The prophet Muhammad was born in Mecca.

630

Muhammad returned from Medina and conquered Mecca. The Islamic conquest of Arabia began.

660

The caliphs moved from Medina to Damascus, Syria. Arabia declined in importance within the Muslim Empire.

1400s

The Saud dynasty was founded near modern Riyadh.

1700s

Saudi armies helped spread the Wahhabi Islamic reform movement over much of Arabia.

1824

Following defeat by Ottoman forces, the Saud family established a new capital at Riyadh.

1891

Family feuds weakened Saudi power, and much of Arabia was conquered by the Ottoman Empire and local tribal chiefs.
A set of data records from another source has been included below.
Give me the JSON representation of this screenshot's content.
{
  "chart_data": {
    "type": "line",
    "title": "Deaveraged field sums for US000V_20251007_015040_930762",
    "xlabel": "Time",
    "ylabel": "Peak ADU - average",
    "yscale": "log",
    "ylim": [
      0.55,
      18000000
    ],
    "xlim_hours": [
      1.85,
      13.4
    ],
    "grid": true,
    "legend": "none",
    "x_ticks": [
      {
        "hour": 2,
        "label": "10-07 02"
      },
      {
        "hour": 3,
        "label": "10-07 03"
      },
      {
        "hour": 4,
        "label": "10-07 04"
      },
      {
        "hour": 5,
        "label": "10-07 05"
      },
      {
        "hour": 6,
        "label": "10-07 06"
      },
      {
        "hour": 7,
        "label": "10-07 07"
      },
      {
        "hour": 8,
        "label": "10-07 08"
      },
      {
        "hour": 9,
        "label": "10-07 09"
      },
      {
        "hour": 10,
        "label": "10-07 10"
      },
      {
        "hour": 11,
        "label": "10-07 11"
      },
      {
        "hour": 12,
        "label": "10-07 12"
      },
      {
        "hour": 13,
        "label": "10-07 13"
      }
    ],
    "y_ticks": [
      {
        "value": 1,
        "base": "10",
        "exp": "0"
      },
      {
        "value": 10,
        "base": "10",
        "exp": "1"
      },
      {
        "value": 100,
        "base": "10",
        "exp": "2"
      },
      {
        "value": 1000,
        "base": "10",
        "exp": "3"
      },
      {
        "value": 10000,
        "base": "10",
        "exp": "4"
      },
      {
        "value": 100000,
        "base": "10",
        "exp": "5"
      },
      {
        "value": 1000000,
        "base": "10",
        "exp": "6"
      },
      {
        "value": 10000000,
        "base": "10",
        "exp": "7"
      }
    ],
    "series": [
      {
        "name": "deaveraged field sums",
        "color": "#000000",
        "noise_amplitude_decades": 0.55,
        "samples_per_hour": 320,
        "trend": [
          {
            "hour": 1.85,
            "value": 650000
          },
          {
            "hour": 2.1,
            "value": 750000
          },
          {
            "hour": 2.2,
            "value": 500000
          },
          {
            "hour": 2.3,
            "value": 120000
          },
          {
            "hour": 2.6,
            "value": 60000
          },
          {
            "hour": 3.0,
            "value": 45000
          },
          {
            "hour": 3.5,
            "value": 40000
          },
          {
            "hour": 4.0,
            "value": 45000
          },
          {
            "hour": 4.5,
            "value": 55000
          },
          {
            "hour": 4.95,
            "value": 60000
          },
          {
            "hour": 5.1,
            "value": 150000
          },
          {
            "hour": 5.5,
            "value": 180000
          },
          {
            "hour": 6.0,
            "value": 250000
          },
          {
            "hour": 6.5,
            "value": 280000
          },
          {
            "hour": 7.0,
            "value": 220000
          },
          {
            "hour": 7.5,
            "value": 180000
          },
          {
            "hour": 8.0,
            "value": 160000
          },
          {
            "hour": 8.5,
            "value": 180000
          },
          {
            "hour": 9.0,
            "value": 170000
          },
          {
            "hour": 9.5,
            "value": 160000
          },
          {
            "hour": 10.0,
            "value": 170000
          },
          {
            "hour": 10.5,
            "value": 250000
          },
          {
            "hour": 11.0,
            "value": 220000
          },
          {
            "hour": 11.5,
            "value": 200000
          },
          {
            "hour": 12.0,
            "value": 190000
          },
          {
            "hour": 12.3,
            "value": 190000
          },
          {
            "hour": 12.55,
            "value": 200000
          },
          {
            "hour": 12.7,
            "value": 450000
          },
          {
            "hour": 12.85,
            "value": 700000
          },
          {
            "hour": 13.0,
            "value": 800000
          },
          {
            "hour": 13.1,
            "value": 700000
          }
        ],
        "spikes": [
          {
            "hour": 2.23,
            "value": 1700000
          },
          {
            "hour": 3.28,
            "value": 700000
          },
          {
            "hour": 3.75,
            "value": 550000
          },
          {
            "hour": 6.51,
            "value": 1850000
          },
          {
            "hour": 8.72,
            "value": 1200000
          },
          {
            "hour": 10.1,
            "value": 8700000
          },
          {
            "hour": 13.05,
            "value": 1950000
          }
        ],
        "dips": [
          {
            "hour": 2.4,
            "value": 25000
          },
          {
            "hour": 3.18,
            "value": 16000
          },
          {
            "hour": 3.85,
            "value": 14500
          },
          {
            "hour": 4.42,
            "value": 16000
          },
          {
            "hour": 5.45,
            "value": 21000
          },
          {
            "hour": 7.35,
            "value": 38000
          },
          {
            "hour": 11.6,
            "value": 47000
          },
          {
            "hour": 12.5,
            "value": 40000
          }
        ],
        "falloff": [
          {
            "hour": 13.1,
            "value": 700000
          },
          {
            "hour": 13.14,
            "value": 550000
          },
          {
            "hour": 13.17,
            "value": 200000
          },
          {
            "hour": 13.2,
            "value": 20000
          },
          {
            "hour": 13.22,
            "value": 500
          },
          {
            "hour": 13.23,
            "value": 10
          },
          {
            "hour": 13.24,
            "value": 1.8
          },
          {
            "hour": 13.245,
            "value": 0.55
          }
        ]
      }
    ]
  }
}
The Saud family fled into exile in Kuwait.

1902

Abdul Aziz ibn Saud returned from Kuwait and captured Riyadh.

1906

Saudi forces controlled the Najd region.

1913-1925

Saudi forces captured the Al Ahsa’, ‘Asir’, and Al Hijaz (Hejaz) regions, unifying much of Arabia under Saudi rule.

1932

Ibn Saud proclaimed the unified Kingdom of Saudi Arabia.

1938

The first major petroleum deposit in Saudi Arabia was discovered.

1945

Saudi Arabia became a founding member of the United Nations and of the Arab League.

1953

Ibn Saud died. He was succeeded by his eldest son, Saud.

1964

Saud was forced from the throne and succeeded by his brother, Faisal. Faisal used oil profits to help modernize the country, and made Saudi Arabia more active in world affairs.

1967

Saudi Arabia offered financial support to Arab countries fighting Israel during the Six-Day War.

1970s

Rising oil prices greatly increased Saudi Arabia's export earnings. Many new development projects were funded by the new wealth.

1973

Saudi Arabia stopped or reduced oil exports to many Western countries following the Yom Kippur War between Israel and neighboring Arab countries.

1982

Crown Prince Fahd assumed the throne after the death of his half brother, King Khalid.

1990

After Iraq invaded Kuwait, troops from the United States and other Western nations arrived in Saudi Arabia to help defend the country against an Iraqi invasion.

1991

Saudi Arabia joined a U.S.-led coalition that drove Iraq out of Kuwait during the Persian Gulf War.

1993

King Fahd officially inaugurated the Shura Council, an advisory body of 60 members, established in response to calls for governmental reform.

1994

Saudi Arabia's economy was hurt by falling oil prices and heavy spending.

1995

Saudi Arabia and Yemen agreed to negotiate a settlement to their longstanding dispute over the border between the two countries.